Soft lighting and modern décor style up new stores. The racks range from traditional Kanjeevarams to newfangled organic cotton saris. This is the newest avatar of a venerable state enterprise, the Tamil Nadu Handloom Weavers' Co-operative Society, better known as Co-optex.
After years of losses, Co-optex came back in 2013. Last year, new showrooms opened after a long gap, and record sales of Rs 313 crores and profits of Rs 10 crores. Established in 1935, Co-optex was a staple destination for affordable cotton saris, sheets and towels for decades. But its fortunes fell, like those of other handloom cooperatives as tastes evolved and demand withered after liberalisation. By the early 2000s, Co-optex was running in losses as high as Rs 85 crores. Losses spurred the organization to cut costs. It closed hundreds of showrooms across the country and let 500 employees go through VRS (voluntary retirement scheme).

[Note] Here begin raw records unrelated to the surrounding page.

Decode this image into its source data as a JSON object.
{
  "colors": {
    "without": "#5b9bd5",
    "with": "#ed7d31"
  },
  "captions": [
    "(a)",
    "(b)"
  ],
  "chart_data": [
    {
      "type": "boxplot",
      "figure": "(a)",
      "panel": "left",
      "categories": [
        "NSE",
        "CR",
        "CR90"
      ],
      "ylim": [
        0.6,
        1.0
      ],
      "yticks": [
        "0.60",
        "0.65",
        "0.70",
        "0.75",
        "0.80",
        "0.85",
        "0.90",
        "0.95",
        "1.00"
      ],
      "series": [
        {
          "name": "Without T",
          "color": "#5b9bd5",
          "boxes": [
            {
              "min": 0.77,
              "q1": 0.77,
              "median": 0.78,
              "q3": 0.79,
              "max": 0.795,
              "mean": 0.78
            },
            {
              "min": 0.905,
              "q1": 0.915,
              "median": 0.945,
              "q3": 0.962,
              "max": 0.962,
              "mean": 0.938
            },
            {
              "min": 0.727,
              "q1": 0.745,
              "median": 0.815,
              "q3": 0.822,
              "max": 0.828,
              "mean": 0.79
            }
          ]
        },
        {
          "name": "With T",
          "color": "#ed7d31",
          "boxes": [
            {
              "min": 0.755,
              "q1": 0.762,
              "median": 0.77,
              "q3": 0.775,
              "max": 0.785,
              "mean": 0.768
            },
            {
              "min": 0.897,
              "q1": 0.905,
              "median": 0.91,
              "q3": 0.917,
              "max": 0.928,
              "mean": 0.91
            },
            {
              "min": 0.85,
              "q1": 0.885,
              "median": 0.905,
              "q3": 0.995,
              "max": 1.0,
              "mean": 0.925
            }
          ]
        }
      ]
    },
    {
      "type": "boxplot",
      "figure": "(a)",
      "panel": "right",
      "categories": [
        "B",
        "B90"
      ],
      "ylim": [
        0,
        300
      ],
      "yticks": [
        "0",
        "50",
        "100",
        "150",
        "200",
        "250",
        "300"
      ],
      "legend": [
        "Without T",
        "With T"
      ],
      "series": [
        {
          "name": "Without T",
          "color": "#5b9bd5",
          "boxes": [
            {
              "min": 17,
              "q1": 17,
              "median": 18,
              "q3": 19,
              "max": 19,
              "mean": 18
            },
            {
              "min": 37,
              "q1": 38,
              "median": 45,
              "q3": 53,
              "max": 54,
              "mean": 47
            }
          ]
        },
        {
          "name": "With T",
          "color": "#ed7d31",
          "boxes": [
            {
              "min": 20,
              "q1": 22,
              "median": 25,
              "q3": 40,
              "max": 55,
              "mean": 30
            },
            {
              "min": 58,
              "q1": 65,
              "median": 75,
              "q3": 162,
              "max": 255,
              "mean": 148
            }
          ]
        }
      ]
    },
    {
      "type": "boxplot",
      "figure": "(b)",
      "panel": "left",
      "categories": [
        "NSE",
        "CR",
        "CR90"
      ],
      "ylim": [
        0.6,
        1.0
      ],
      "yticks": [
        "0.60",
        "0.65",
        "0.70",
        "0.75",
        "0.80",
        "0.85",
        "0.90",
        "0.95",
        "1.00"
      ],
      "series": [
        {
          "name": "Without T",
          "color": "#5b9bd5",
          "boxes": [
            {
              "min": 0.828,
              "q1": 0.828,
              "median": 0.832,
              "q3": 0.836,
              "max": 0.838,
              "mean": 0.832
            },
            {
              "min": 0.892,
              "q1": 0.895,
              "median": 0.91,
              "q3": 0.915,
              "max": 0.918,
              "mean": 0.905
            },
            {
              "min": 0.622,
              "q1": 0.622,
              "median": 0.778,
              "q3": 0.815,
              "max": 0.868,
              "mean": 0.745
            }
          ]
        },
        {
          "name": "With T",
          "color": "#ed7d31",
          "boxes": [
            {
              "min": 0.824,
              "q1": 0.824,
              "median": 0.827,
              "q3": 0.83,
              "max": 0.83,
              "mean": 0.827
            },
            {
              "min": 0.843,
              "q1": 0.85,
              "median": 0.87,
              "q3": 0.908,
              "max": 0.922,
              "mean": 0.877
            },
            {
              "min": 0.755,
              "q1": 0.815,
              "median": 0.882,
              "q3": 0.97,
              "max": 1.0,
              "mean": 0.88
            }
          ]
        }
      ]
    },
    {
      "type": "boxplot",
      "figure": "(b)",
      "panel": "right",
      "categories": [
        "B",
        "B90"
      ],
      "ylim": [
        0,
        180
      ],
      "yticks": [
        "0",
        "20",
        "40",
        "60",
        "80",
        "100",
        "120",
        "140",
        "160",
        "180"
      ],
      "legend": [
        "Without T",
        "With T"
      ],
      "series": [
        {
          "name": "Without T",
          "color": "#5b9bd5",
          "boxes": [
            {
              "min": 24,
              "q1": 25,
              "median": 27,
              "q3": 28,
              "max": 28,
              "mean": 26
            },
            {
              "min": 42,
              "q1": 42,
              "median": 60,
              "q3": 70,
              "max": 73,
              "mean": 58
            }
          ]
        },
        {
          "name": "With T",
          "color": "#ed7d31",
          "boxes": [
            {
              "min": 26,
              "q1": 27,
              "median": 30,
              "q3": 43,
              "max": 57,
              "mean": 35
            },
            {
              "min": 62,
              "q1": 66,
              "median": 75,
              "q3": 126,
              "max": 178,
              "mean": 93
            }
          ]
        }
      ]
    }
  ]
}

A 2011 study identified the key problem “If your customers are all 60-year-olds, then it's going to be hard to survive.” From then began a new phase of experimentation. A design studio was established with NID graduates. Weavers were taken to other states to learn new techniques. The new range thus has designs like Andhra pochampalli motifs on Dindigul. The new products including readymade kurtis and linen shirts have seen an increased outreach at college campuses. Co-optex has tyed up with Flipkart, Snapdeal and Myntra. Stores were ramped up into upscale boutiques.